Im Gegensatz zu seinen Offensivpartnern Sadio Mané und Roberto Firmino, die zahlreiche gute Möglichkeiten kreierten, fiel Salah insgesamt doch deutlich ab. Nach einer guten Stunde hatte der Ägypter dann erneut die Führung auf dem Fuß, doch auch in jener Szene vergab er frei vor Darlow fast schon etwas laissez faire (66.).

Mohamed Salah (FC Liverpool) vergibt frei vor Newcastle-Keeper Karl Darlow

Fotocredit: Getty Images

Unmittelbar vor dem Ende (90.+2 für Xherdan Shaqiri) nahm Klopp seinen Schützling nach einem für seine Verhältnisse schwachen Spiel dann vom Feld.

"Sky"-Experte René Adler fand im Anschluss durchaus kritische Worte und sprach dem Torjäger ein Stück weit die "Bereitschaft" ab. Auch wenn sich bei Salah mutmaßlich die Strapazen der vergangenen Wochen und Monaten bemerkbar machen würden, sei dies auch "eine Frage des Willens", so der Ex-Bundesligatorhüter weiter.

Salahs Übungsleiter Klopp war dagegen trotz der Nullnummer im St. James Park durchaus zufrieden mit dem Auftritt seiner Mannschaft. "Wir haben viele gute Lösungen gefunden und auch unglaublich viele gute Chance herausgespielt, haben diese aber einfach nicht genutzt. Ich bin heute nicht glücklich mit dem Ergebnis, aber sehr zufrieden mit der Leistung", konstatierte er bei "Sky".

3.) Newcastle kauft Liverpool den Schneid ab

Obwohl die Favoritenrolle im Duell des amtierenden Meisters und Tabellenführer gegen den 14. der Premier League nicht klarer hätte verteilt sein können, waren es die Gastgeber, die zunächst ihr Heil in der Offensive suchten und die Reds in der Anfangsviertelstunde förmlich überrumpelten.
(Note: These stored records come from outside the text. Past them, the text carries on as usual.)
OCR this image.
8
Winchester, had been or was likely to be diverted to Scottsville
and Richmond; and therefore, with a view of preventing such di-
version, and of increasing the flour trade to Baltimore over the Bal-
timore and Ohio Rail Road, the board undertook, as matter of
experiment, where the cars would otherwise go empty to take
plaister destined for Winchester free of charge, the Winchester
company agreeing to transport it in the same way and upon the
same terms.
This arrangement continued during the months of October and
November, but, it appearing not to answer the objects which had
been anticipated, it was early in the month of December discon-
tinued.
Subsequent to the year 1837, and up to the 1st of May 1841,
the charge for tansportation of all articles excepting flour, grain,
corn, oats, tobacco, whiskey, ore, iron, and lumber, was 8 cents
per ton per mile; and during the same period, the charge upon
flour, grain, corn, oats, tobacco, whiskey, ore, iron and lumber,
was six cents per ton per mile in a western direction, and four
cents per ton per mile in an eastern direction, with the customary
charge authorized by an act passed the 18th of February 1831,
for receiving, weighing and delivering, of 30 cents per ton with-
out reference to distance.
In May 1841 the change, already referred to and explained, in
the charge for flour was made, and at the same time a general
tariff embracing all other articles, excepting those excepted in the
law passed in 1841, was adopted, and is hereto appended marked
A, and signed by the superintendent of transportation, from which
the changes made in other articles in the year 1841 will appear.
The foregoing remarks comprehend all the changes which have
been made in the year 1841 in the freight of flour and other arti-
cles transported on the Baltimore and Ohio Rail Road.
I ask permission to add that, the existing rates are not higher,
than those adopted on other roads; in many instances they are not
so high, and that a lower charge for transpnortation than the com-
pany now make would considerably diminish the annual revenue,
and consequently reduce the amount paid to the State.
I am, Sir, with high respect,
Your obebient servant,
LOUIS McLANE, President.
Sowohl Wilson (6./12.) als auch Rechtsverteidiger DeAndre Yedlin (17.) hätten Liverpool früh einen herben Dämpfer verpassen können. Defensiv agierte das Team von Steve Bruce dagegen konsequent mit zwei kompakten Ketten, wodurch die Gäste große Schwierigkeiten hatten, in die Tiefe zu kommen. Zur allgemeinen Überraschung konnte der taktisch disziplinierte Underdog zur Pause sogar mehr Torschüsse vorweisen als der große Favorit aus Liverpool (sechs zu vier).

Dass am Ende des Tages aber doch noch Newcastle-Keeper Darlow zum Mann des Spiels wurde (vier Paraden), lag daran, dass die Reds in Halbzeit zwei deutlich die Zügel anzogen und sich gleich mehrere gute Gelegenheiten erspielten.

Newcastle zog sich dagegen immer weiter zurück und konzentrierte sich in der Folgezeit fast ausschließlich auf die Defensivarbeit - was sich auszahlen sollte. Die Hausherren um Abwehrchef Fabian Schär verteidigten leidenschaftlich und warfen sich nahezu in jede gefährliche Situation.

"Die Leistung des gesamten Teams war brillant. Wir haben über 90 Minuten gezeigt, dass wir den Punkt unbedingt wollten. Am Ende ist das für uns ein verdienter Punkt", bilanzierte Schär anschließend bei "Sky".

Selbstverständlich hatten die Magpies letztlich auch das nötige Matchglück, doch gänzlich an den Haaren herbeigezogen ist die Analyse des ehemaligen Hoffenheimers keineswegs.

Aus Sicht der Reds rächte sich dagegen die schwache Anfangsphase, die der Klopp-Elf neben der mangelhaften Chancenverwertung einen gelungenen Jahresabschluss kostete.